Rhodes suggested having an open conversation with all parties, including siblings that aren’t going to be involved in the business.
“Lay it all out there,” he said. “Don’t hold back. If you want to say something you’ve been thinking about for the last few years, say it. If you don’t get it out there, it’s going to come out eventually one day – somehow, someway and in probably not the most constructive fashion.”
He added that everyone must learn to get somewhat comfortable living with the inevitable tension that will always exist between the two generations.
“Dad’s ways may not be your ways, and there is always going to be tension, whether it’s in managing the business or in how much the second generation should get paid for their work,” Rhodes noted. “Parents are always going to think it’s too much, and the children aren’t going to think it’s enough. You just have to comfortable living with that tension, because it will never go away.

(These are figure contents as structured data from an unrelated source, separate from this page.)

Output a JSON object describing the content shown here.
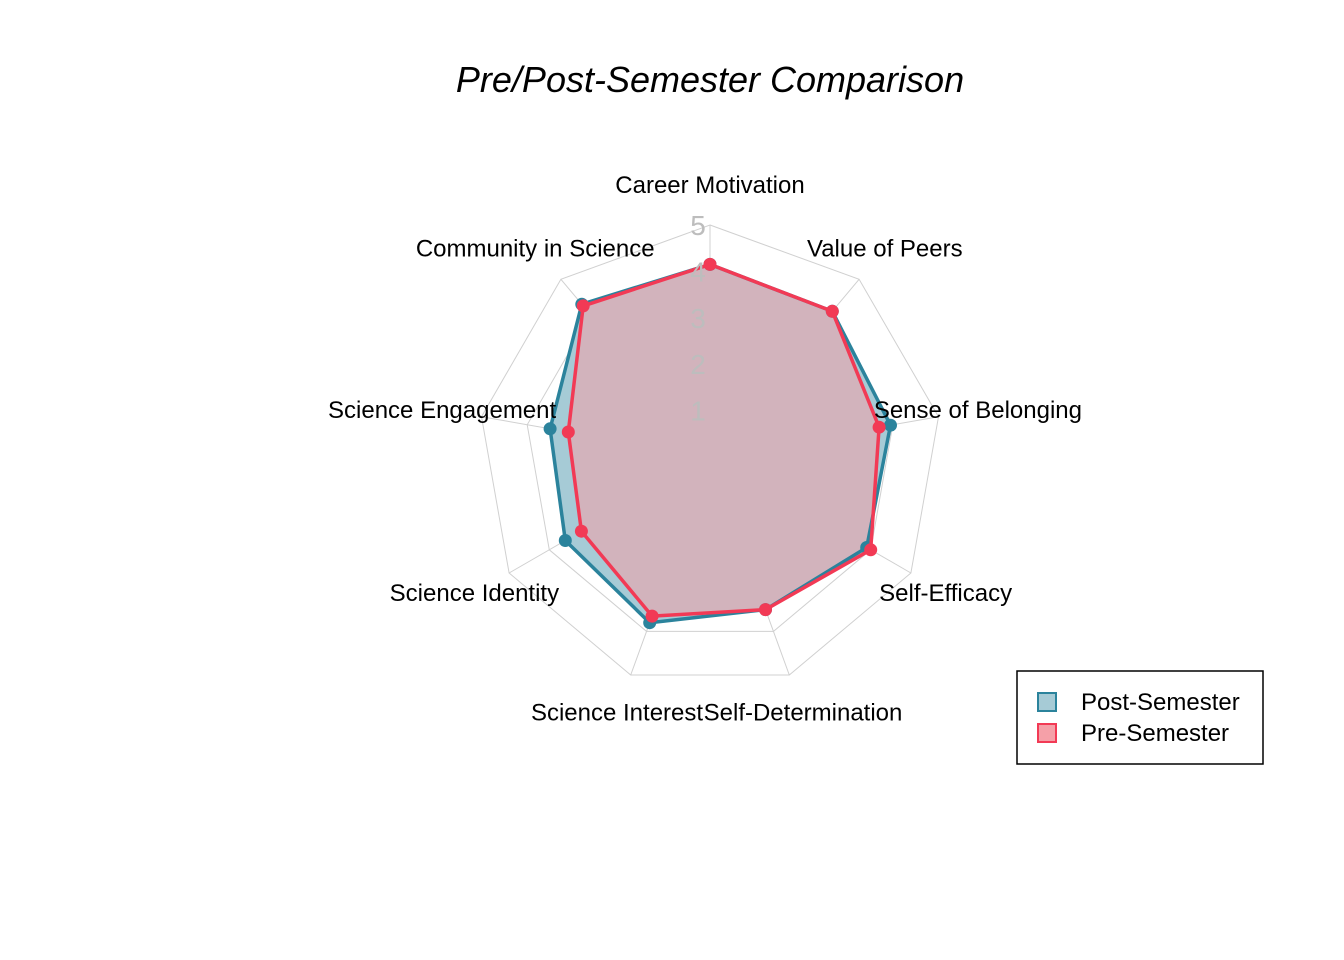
{
  "chart_data": {
    "type": "radar",
    "title": "Pre/Post-Semester Comparison",
    "axes": [
      "Career Motivation",
      "Value of Peers",
      "Sense of Belonging",
      "Self-Efficacy",
      "Self-Determination",
      "Science Interest",
      "Science Identity",
      "Science Engagement",
      "Community in Science"
    ],
    "ticks": [
      1,
      2,
      3,
      4,
      5
    ],
    "rmin": 0,
    "rmax": 5,
    "grid": true,
    "legend_position": "bottom-right",
    "series": [
      {
        "name": "Post-Semester",
        "line_color": "#2b839c",
        "fill_color": "#a6cbd6",
        "values": [
          4.15,
          4.1,
          3.95,
          3.9,
          3.5,
          3.8,
          3.6,
          3.5,
          4.3
        ]
      },
      {
        "name": "Pre-Semester",
        "line_color": "#f23a55",
        "fill_color": "#f5a0a8",
        "values": [
          4.15,
          4.1,
          3.7,
          4.0,
          3.5,
          3.65,
          3.2,
          3.1,
          4.25
        ]
      }
    ]
  }
}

“Also, realize that both sides typically need each other. One generation needs the energy they don’t have any more and maybe some fresh ideas, but the other side needs the capital, which they don’t have yet.”
Keep in mind that succession planning is critical. If you have no plans to sell your business during your lifetime – or if you may sell in the future – you need to plan for the inevitable. To keep your coin laundry in the family, to keep it running smoothly, and to keep it running at all, you must plan ahead.
Don’t wait until it’s too late for your business to be passed on, because it may end up in the wrong hands.